Por vezes dou por mim a sonhar que sou um produtor a mostrar a sua obra de arte aos convidados, aquela obra que não sendo "minha" acaba por ser um pouco... sinto-a como tal, nem que apenas como o responsável por manter viva a memória daquele vinho e ir sendo gravada um pouco por todos aqueles que o tiveram no copo, na minha vontade quero sentir que assim tem acontecido.

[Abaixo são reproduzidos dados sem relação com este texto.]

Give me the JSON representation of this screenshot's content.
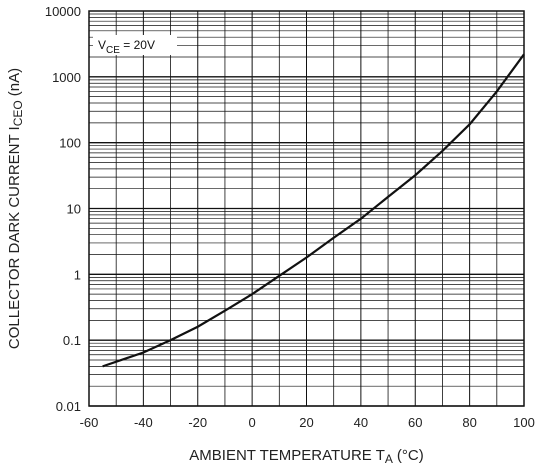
{
  "chart_data": {
    "type": "line",
    "title": "",
    "xlabel": {
      "main": "AMBIENT TEMPERATURE T",
      "sub": "A",
      "unit": "(°C)"
    },
    "ylabel": {
      "main": "COLLECTOR DARK CURRENT I",
      "sub": "CEO",
      "unit": "(nA)"
    },
    "x_scale": "linear",
    "y_scale": "log",
    "xlim": [
      -60,
      100
    ],
    "ylim": [
      0.01,
      10000
    ],
    "x_ticks": [
      -60,
      -40,
      -20,
      0,
      20,
      40,
      60,
      80,
      100
    ],
    "x_tick_labels": [
      "-60",
      "-40",
      "-20",
      "0",
      "20",
      "40",
      "60",
      "80",
      "100"
    ],
    "y_ticks": [
      0.01,
      0.1,
      1,
      10,
      100,
      1000,
      10000
    ],
    "y_tick_labels": [
      "0.01",
      "0.1",
      "1",
      "10",
      "100",
      "1000",
      "10000"
    ],
    "grid": true,
    "annotation": {
      "main": "V",
      "sub": "CE",
      "rest": " = 20V"
    },
    "series": [
      {
        "x": [
          -55,
          -40,
          -30,
          -20,
          -10,
          0,
          10,
          20,
          30,
          40,
          50,
          60,
          70,
          80,
          90,
          100
        ],
        "y": [
          0.04,
          0.065,
          0.1,
          0.16,
          0.28,
          0.5,
          0.95,
          1.8,
          3.6,
          7.0,
          15,
          32,
          75,
          190,
          600,
          2200
        ]
      }
    ],
    "colors": {
      "line": "#111111",
      "grid": "#111111",
      "background": "#ffffff"
    }
  }
}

Na realidade falo de um vinho feito à moda antiga, em adega velha, sem luxos nem modernices, as uvas foram vindimadas de uma vinha velha, daquelas meio perdidas em que o branco vai misturado com o tinto, com o Fernão Pires, o Castelão e outras tantas castas que não fazem parte dos contra rótulos modernos... coisas velhas. O ritual era o de sempre, a fermentação e o estágio eram da responsabilidade das talhas de barro, era ali que o branco e o tinto repousavam, fermentavam e se passavam a limpo, depois a talha era fechada e ficava à espera, sozinha mas nunca abandonada... o vinho de que falo é especial, durante a fermentação era abafado com aguardente vinica muito bem escolhida pelo seu dono, o resultado era e continua ainda hoje a ser mágico...

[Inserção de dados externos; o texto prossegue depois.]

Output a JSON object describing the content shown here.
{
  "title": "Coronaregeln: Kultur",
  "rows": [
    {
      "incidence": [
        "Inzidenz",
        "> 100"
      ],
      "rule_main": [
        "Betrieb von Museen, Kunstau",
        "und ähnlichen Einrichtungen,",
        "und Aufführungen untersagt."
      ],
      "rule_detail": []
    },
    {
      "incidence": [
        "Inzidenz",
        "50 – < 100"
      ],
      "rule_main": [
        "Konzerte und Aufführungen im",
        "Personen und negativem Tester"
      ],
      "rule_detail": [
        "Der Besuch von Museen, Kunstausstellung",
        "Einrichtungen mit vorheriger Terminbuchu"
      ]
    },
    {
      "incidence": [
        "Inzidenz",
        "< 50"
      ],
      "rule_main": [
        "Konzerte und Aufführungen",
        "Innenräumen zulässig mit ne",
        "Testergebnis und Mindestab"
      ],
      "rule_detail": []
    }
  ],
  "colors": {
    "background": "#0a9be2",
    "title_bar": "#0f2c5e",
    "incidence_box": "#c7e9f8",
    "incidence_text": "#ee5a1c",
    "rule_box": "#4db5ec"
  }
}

Toda a micro-oxigenação a que o vinho é sujeito devido à porosidade do barro, ao tempo que vai estagiando na talha que lhe confere um aroma e sabor tão característico, ao tempo que teima em perdurar na garrafa... o suficiente para quem quem o prova ficar na grande parte das vezes a cheirar e a olhar para o copo sem saber o que dizer... no final gostam, deixam-se perder no tempo a cheirar aquele fantástico bouquet que teima já com a sala vazia em ficar agarrado às paredes do copo, em que a frescura dos alperces e de fruta cristalizada com a oleosidade dos frutos secos se combina com o travo da talha antiga e de tantas outras coisas para apreciar devagar que este gosta de gastar tempo nestas coisas. Um vinho que faz parte de uma memória, da minha memória, um vinho que apenas sirvo aos amigos mais especiais e em que apenas me dou ao luxo de beber dois cálices ao ano, num perfil claramente dominado pelo caminho da oxidação positiva que maravilhas exerce nos Porto Colheita, elegante, cheio, complexo e amigo da boa mesa, conversador imortal e apesar da idade ainda pleno de vivacidade, assim é este vinho, assim era o meu amigo.